Burada şu anekdotu sizlerle özellikle paylaşmak istiyorum, gençler, burası çok önemli: Yavuz Sultan Selim Han hem âlimlere büyük hürmet gösterir hem de okumayı çok severdi. O kadar ki sefere çıktığı zamanlarda seyyar kütüphanesini de yanına aldırırdı. Mısır Seferi dönüşünde, devrin en büyük âlim ve müverrihlerinden Kemal Paşazâde ile yan yana, at üstünde ilmî bir sohbete koyulmuşlardır. Bu sırada Kemal Paşazâde’nin atının ayağı aniden bir çukura girdi ve bu çukurdan Yavuz Sultan Selim Han’ın kaftanına çamur sıçradı. Son derece müteessir olan Kemal Paşazâde’ye Yavuz Sultan Selim şu hikmetli cümleyi kurdu:
“Üzülmeyiniz hocam.

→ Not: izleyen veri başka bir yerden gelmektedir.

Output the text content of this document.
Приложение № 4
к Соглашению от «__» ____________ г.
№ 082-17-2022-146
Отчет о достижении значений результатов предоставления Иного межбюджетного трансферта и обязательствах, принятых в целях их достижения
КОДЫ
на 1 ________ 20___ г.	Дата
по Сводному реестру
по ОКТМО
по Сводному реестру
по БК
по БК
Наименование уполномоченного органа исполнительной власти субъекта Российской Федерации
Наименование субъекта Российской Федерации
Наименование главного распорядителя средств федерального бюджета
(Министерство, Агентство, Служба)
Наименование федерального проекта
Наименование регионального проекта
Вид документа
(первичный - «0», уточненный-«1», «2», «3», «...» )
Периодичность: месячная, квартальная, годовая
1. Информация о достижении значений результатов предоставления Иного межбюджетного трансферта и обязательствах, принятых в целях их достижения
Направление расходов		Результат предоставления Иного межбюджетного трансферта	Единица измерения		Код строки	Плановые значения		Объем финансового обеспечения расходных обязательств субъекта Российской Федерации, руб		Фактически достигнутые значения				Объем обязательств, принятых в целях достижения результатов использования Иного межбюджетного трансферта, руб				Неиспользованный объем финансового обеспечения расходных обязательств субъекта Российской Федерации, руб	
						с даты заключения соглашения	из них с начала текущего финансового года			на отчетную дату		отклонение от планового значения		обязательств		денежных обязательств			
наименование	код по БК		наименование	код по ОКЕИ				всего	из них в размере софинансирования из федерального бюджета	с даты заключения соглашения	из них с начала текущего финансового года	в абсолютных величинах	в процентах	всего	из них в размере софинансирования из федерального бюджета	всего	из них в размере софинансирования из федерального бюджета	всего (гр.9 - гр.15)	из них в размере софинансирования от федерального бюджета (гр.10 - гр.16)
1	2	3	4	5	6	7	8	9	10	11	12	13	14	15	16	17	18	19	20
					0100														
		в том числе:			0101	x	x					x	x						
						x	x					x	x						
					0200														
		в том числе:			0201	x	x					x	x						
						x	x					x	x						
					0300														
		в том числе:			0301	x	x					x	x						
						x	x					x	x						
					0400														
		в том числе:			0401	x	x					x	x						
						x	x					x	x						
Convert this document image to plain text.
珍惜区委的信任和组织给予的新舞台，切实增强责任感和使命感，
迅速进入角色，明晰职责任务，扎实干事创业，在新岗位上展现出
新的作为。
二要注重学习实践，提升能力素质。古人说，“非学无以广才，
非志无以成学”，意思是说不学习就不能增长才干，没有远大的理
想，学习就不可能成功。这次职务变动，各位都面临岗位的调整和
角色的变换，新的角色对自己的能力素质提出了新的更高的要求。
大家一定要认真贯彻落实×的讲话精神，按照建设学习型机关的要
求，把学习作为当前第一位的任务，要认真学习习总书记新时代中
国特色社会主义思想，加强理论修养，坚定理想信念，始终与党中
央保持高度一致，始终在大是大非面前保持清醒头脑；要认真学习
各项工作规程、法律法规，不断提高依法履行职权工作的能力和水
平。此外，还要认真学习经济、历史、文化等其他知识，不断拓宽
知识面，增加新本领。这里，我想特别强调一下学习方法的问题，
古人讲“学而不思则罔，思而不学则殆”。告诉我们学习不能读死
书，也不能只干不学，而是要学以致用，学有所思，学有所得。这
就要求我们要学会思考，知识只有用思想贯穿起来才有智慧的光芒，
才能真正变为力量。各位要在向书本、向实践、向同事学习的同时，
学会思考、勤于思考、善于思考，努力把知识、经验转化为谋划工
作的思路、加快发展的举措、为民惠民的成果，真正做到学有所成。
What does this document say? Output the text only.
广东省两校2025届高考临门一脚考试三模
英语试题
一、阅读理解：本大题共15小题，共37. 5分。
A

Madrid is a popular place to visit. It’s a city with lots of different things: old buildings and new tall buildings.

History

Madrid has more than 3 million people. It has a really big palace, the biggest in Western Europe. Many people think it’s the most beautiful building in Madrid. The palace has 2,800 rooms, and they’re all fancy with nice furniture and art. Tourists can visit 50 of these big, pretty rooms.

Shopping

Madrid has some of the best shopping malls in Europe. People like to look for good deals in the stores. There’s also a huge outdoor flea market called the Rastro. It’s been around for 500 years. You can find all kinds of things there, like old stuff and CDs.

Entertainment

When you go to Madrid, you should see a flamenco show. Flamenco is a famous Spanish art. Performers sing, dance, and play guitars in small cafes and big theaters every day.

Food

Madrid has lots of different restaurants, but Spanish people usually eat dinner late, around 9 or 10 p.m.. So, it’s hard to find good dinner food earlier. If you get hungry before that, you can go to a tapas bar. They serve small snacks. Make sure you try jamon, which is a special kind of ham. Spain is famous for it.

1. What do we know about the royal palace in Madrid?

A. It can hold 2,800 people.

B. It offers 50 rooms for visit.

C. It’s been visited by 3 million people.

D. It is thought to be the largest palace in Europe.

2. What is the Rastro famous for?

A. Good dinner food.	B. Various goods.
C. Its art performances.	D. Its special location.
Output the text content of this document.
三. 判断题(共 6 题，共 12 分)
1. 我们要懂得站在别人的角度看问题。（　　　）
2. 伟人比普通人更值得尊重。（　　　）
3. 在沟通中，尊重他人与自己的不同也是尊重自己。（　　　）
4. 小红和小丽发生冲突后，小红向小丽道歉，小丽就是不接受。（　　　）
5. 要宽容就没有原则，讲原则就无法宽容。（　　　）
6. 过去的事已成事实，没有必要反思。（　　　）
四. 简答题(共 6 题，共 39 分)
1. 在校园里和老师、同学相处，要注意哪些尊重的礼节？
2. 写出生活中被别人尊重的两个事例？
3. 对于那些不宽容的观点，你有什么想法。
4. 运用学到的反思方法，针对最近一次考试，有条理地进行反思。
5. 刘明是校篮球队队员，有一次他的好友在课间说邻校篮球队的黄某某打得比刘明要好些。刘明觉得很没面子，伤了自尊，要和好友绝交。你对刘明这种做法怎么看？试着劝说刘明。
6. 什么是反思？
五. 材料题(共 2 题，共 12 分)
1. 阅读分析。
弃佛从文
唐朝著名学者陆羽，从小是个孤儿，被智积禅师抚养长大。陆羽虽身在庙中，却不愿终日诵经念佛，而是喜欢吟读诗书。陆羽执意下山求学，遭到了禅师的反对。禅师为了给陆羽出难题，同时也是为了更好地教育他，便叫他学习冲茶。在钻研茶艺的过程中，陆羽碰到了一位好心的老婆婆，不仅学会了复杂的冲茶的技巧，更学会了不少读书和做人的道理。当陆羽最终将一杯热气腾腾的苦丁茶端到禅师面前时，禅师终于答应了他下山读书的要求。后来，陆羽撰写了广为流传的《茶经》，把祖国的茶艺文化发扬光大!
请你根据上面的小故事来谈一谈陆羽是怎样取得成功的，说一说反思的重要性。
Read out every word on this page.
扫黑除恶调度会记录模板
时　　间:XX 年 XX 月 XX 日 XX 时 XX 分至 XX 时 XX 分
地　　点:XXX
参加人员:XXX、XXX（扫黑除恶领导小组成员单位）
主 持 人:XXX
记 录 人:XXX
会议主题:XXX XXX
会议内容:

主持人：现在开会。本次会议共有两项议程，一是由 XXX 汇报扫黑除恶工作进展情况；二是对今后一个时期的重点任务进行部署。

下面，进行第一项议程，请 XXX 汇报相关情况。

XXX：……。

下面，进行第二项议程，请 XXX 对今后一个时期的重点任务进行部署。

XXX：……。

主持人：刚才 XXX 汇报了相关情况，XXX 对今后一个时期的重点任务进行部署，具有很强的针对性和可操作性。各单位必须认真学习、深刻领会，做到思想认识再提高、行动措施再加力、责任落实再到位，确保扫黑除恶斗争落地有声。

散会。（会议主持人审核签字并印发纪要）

Âlimin atının ayağından sıçrayan çamur, bizim için üzüntü değil, bir iftihar vesilesidir.”
Sonra döndü ve maiyetinde bulunanlara şu talimatı verdi: “Alınız bu çamuru, bu çamurlu kaftanımı; öldüğüm zaman üzerime örtünüz.” Sadece bu örnek bile, tarih ve medeniyetimizde ilmin ve âlimin tuttuğu yeri göstermesi bakımından, öyle zannediyorum ki önemli bir referanstır.